Maybe in Eric Brown's opinion the Swordfish had more impact on the war and had better handling
As Hop said, handling is very important, and so is impact on the war. I think Eric Brown took these things into consideration when ranking these aircraft:
- Effect on the war
- Performance
- Ease of handling, since many pilots received a relatively short amount of flight training
Maybe in Eric Brown's opinion the Swordfish had more impact on the war and had better handling
There's a tendency amongst armchair pilots to focus only on combat characteristics, probably because those can be more easily quantified with numbers. Speed, rate of climb, range, power, rate of roll etc. All hard numbers.
However, handling, particularly low speed handling, was of very great importance.
The 109 has excellent low speed handling.
You could be right that maybe that is what he thought. In my opinion though I dont understand how? Avengers I think would have had more of an impact because I can think of more "heavy" ships that they helped send ot the bottom than the Swordfish and the Avenger was a better aircraft. Hell it was an all metal aircraft as compared to a fabric covered biplane.
For the British it had more of an impact but then it would go to personal bias...
During the early war period, a non-aircraft related problem had emerged: the faulty torpedoes used by the U.S. Navy had failed to explode (even on direct hits) on many occasions; Prange mentions a likely problem in the magnetic detonation device (at Midway, one submarine (USS Nautilus (SS-168)) actually hit the Sōryū with a faulty torpedo, although after it was already incapacitated).
The Avenger had a large bomb bay, allowing for one Bliss-Leavitt Mark 13 torpedo, a single 2000 lb (900 kg) bomb, or up to four 500 lb (230 kg) bombs.
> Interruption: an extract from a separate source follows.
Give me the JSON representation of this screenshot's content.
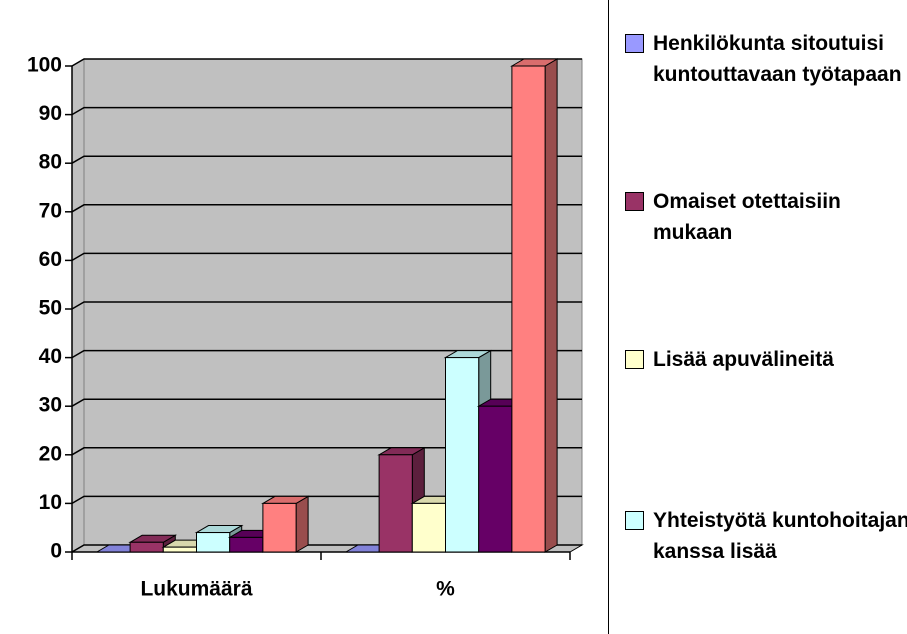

Torpedoes were generally abandoned after Midway and were not carried again regularly until after June of 1944, when improvements mandated their use again.
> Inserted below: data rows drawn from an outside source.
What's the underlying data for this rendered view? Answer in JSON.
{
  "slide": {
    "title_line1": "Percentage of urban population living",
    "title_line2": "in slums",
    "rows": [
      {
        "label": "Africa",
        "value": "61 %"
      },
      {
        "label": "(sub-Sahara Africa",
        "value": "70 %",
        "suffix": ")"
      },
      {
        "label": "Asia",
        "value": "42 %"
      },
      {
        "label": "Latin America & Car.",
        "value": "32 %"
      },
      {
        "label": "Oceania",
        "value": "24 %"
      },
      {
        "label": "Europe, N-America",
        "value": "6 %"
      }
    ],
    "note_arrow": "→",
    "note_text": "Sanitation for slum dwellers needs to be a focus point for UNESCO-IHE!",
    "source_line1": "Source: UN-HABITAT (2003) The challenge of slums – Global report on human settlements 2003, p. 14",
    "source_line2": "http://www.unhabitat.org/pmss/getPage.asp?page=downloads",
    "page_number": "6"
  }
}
The Avengers played a very major role in the American victory during World War II, although torpedoes had become largely outdated (replaced by the faster and more effective dive bombers) by then.
There was one major problem with the Avenger though - its torpedos
We are not discussing torpedos though are we? We are discussing aircraft.
True however the Torpedo problems did not last the whole war. Later the US was making better torpedos.
Again as an aircraft the Avenger is better.
torpedoes had become largely outdated (replaced by the faster and more effective dive bombers) by then.
So this is a massive reduction in its effectiveness as a torpedo bomber. This forced it to use bombs and rockets.
Someone name me one big naval battle that the Swordfish fought in that WAS decisive and had an impact on the course of the war. Were they at Leyte Gulf? Philipine Sea? Truk? Rabaul? Mariana's?